Photo credit: CIFOR
A giant Brazil nut tree in the Unamat forest, Puerto Maldonado, Madre de Dios, Peru. Brazil nuts form a crucial addition to livelihoods in parts of the Peruvian Amazon. Marco Simola/CIFOR photo
Sustainable Development Goals and forestry: Lessons from Peru
EXCERPT
In Peru and throughout the Amazon Basin, people depend on forests for meat, fruits and seeds, medicines, palm fronds for thatch, and many other products.
Those contributions, along with their role in buffering the effects of climate change, make forests crucial for achieving the Sustainable Development Goals (SDGs), a proposed global framework for guiding poverty reduction and ensuring a sustainable future.

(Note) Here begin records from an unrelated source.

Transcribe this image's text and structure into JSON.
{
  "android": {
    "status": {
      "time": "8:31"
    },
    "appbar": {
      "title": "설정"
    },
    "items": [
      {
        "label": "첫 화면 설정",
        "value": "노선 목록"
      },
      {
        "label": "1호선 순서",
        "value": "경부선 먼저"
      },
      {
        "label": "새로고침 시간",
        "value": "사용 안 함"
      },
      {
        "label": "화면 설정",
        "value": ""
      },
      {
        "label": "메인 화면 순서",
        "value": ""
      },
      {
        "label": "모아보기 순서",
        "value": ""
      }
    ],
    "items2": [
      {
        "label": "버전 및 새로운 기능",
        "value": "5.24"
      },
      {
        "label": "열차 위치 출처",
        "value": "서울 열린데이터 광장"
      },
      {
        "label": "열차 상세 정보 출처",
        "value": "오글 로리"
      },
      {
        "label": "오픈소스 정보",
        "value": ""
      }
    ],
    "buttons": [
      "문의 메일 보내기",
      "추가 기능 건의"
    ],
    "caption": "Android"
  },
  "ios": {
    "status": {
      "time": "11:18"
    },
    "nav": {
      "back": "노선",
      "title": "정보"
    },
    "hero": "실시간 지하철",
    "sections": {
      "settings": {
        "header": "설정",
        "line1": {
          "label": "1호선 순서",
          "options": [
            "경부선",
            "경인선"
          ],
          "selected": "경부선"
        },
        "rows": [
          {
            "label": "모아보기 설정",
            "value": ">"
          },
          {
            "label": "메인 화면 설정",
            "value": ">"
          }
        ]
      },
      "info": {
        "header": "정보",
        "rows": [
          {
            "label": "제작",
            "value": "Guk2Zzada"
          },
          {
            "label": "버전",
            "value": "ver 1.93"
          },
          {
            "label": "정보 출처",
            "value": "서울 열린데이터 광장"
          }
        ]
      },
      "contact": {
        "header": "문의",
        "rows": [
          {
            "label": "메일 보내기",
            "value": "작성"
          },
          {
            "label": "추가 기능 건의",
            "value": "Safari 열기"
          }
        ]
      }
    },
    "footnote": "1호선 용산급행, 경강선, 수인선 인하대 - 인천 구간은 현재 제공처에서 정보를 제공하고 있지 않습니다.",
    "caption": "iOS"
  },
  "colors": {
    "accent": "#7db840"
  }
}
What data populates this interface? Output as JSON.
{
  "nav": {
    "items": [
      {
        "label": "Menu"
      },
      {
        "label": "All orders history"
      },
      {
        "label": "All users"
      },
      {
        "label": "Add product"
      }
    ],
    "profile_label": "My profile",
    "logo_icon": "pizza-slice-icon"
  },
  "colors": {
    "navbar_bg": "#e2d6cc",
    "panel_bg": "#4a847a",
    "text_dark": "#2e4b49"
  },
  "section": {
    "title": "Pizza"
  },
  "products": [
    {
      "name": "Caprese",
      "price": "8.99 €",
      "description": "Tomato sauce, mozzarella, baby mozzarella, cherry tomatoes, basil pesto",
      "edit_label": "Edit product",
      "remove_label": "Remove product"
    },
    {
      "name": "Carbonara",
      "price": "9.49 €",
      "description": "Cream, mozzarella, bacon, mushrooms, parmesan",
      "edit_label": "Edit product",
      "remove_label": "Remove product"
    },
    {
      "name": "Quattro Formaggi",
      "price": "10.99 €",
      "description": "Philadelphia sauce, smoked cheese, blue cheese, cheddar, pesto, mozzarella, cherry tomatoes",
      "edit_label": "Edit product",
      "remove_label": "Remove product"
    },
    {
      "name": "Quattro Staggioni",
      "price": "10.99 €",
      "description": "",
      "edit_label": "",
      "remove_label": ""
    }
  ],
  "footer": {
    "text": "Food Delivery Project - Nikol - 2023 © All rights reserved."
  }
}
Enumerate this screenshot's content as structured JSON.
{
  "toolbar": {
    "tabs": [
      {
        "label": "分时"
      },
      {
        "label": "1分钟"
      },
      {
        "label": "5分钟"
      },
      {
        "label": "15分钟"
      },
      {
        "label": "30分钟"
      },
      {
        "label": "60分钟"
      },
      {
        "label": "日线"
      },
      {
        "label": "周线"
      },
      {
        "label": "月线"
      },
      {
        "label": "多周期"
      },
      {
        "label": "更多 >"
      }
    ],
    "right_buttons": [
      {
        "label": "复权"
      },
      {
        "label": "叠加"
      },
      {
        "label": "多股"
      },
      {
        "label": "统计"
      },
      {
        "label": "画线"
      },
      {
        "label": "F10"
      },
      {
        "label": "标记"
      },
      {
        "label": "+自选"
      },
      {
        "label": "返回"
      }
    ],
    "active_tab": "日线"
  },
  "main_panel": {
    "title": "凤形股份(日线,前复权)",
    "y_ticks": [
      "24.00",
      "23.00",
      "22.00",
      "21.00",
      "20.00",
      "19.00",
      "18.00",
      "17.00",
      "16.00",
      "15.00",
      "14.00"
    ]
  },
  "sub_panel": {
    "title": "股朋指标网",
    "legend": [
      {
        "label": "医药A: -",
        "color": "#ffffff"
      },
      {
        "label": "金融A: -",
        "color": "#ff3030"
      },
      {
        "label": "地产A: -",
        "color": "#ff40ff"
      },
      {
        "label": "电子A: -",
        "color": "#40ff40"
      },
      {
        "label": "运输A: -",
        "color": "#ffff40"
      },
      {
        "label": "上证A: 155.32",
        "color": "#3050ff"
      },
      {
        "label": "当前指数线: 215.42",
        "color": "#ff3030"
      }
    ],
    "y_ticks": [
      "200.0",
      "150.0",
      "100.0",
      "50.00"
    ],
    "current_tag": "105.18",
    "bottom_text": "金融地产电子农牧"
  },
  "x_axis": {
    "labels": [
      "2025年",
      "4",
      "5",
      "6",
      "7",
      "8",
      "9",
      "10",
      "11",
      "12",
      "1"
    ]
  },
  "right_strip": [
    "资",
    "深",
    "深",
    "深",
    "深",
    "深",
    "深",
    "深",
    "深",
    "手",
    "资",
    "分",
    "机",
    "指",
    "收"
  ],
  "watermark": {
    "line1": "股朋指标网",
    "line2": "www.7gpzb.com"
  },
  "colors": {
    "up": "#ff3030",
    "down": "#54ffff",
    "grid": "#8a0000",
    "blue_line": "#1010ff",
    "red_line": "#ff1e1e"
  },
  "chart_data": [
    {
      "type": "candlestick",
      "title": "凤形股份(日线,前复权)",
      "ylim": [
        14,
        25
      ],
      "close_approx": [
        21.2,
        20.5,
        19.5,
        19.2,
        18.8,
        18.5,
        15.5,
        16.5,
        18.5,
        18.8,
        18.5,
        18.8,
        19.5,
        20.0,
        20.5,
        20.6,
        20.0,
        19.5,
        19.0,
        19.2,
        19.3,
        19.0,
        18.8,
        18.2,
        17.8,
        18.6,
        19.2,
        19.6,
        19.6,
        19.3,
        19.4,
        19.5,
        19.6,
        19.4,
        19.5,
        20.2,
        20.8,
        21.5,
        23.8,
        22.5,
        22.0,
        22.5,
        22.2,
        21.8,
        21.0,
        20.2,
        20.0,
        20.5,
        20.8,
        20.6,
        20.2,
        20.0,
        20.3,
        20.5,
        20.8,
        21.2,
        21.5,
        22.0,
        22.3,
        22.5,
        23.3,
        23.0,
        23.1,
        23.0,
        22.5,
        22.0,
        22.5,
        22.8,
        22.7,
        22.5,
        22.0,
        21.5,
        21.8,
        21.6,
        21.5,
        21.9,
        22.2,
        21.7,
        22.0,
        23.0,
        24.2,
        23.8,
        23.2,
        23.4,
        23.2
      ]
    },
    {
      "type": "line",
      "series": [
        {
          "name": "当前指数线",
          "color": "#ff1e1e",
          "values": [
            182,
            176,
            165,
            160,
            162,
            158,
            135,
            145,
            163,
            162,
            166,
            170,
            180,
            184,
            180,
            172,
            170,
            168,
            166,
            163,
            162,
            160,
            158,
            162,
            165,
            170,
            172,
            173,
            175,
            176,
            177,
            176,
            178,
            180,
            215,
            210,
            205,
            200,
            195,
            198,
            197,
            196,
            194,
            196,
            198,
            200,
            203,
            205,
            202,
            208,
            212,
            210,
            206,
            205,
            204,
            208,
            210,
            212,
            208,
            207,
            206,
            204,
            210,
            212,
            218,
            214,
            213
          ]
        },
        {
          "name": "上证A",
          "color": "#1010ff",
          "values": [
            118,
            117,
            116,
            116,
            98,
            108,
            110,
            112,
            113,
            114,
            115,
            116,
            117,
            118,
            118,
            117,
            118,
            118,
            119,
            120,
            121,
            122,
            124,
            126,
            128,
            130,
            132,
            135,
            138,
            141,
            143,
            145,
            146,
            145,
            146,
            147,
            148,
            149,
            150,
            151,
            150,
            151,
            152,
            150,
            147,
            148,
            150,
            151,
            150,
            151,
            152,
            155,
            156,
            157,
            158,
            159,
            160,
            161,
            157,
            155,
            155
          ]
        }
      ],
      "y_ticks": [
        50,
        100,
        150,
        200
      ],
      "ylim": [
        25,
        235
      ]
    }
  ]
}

“Forestry contributes to the solution of development challenges,” said Peter Holmgren, Director General of the Center for International Forestry Research (CIFOR) in Bogor, Indonesia. “Forests can contribute to the elimination of poverty, to food security, to prosperity in the green economy and to energy.”
The SDGs, which will come up for a vote at the UN General Assembly in September,grew out of the Rio+20 conference in Brazil in 2012.
WHERE FORESTS FIT IN
The 17 goals aim to, among other things, eliminate poverty, hunger and inequality while supporting economic opportunity—a significant part of which is the sustainable management of the natural resources on which economic and social development depend.
Only one goal—No. 15—specifically addresses environmental issues, calling for sustainable use of terrestrial ecosystems, sustainable management of forests, and a halt to land degradation and biodiversity loss.